President Barack Obama named Nancy Schiffer and Kent Hirozawa as nominees to the five-member board, which oversees union elections and enforces labor laws, the aide said.
Under the Senate deal, lawmakers will move forward in bringing up for a vote a slate of stalled nominees including current NLRB Chairman Mark Gaston Pearce; labor secretary- nominee Thomas Perez; Environmental Protection Agency nominee Gina McCarthy, Export-Import Bank president-nominee Fred Hochberg, and Consumer Financial Protection Bureau director-nominee Richard Cordray.
The Senate confirmed Cordray on Tuesday.
The NLRB was at the center of a broader struggle on Tuesday over those nominees and the Senate's procedural rules. Democrats had threatened to strip Republicans of their power to block Obama nominations with procedural roadblocks known as filibusters.
A battleground for years between pro-labor Democrats and anti-union Republicans, the NLRB has not had a full Senate-confirmed complement of members for nearly a decade.
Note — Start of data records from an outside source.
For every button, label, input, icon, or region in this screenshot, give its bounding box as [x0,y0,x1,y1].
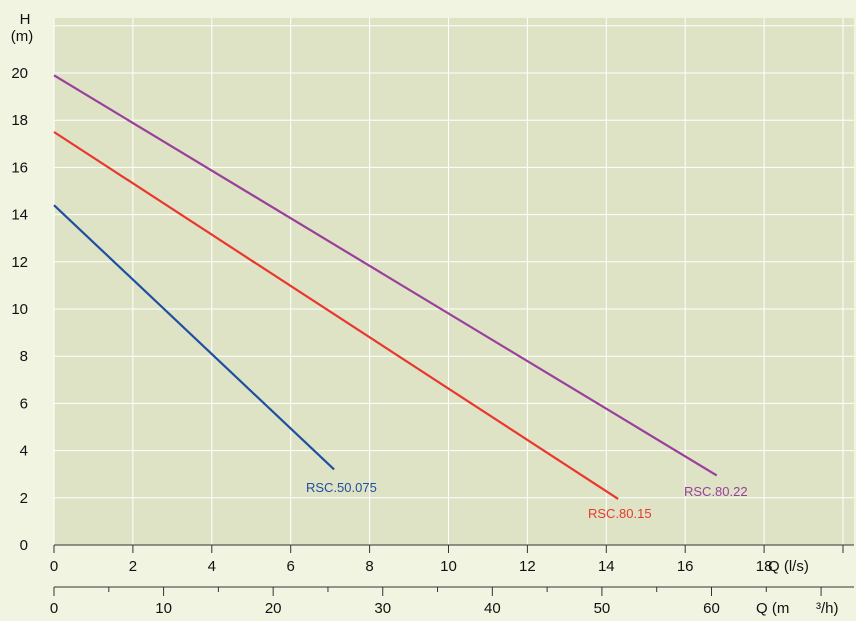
tick-labels: RSC.50.075 RSC.80.15 RSC.80.22 0 2 4 6 8 10 12 14 1… [11,65,772,617]
y-tick-label: 8 [20,348,28,365]
x2-tick-label: 30 [374,600,391,617]
series-label: RSC.80.15 [588,506,652,521]
y-tick-label: 10 [11,301,28,318]
x2-tick-label: 10 [155,600,172,617]
series-lines [53,74,718,500]
x-tick-label: 16 [677,558,694,575]
y-tick-label: 16 [11,159,28,176]
y-tick-label: 6 [20,395,28,412]
y-tick-label: 14 [11,207,28,224]
x2-tick-label: 40 [484,600,501,617]
x2-axis-label-suffix: ³/h) [816,600,839,617]
axes [53,544,854,596]
x2-tick-label: 0 [50,600,58,617]
y-tick-label: 4 [20,443,28,460]
y-tick-label: 18 [11,112,28,129]
x-tick-label: 12 [519,558,536,575]
x-tick-label: 4 [208,558,216,575]
series-label: RSC.50.075 [306,480,377,495]
x-tick-label: 18 [756,558,773,575]
y-tick-label: 20 [11,65,28,82]
y-axis-label: H [20,11,31,28]
x2-tick-label: 50 [594,600,611,617]
series-line-rsc-80-22 [53,74,718,477]
x-tick-label: 0 [50,558,58,575]
x-axis-label: Q (l/s) [768,558,809,575]
x-tick-label: 10 [440,558,457,575]
series-line-rsc-80-15 [53,131,619,500]
y-tick-label: 0 [20,537,28,554]
y-tick-label: 2 [20,490,28,507]
x-tick-label: 14 [598,558,615,575]
x2-axis-label: Q (m [756,600,789,617]
x-tick-label: 6 [287,558,295,575]
plot-background [54,18,854,545]
y-axis-unit: (m) [11,28,34,45]
series-line-rsc-50-075 [53,204,335,471]
y-tick-label: 12 [11,254,28,271]
x2-tick-label: 20 [265,600,282,617]
x-tick-label: 2 [129,558,137,575]
x-tick-label: 8 [365,558,373,575]
x2-tick-label: 60 [703,600,720,617]
series-label: RSC.80.22 [684,484,748,499]
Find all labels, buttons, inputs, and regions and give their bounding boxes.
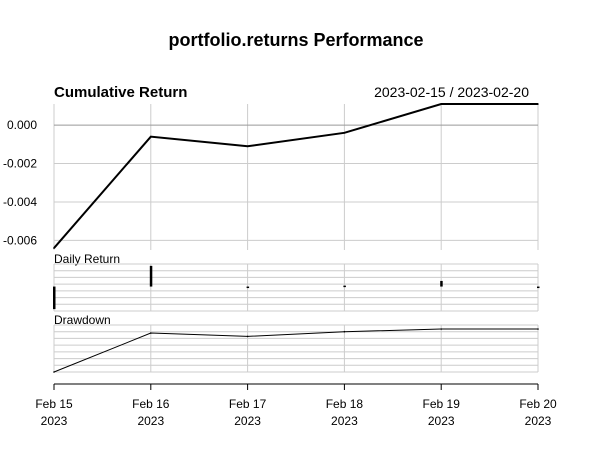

Sharon Block and Richard Griffin, who had been nominated for the board and were serving as NLRB members without Senate confirmation, were dropped as nominees and replaced with Schiffer and Hirozawa, the White House said.
As their end of the bargain, Republican lawmakers have agreed in writing not to block a confirmation vote to be held by the end of July on Schiffer and Hirozawa, aides said.
Communications Workers of America President Larry Cohen praised the Senate's step toward ending gridlock, but lamented that Block and Griffin were casualties in the process.
"The president nominates people he supports and believes in, and it will be two people who believe as strongly as Block and Griffin that workers' rights matter in the 21st century whether they have a union or not, and most don't," Cohen said.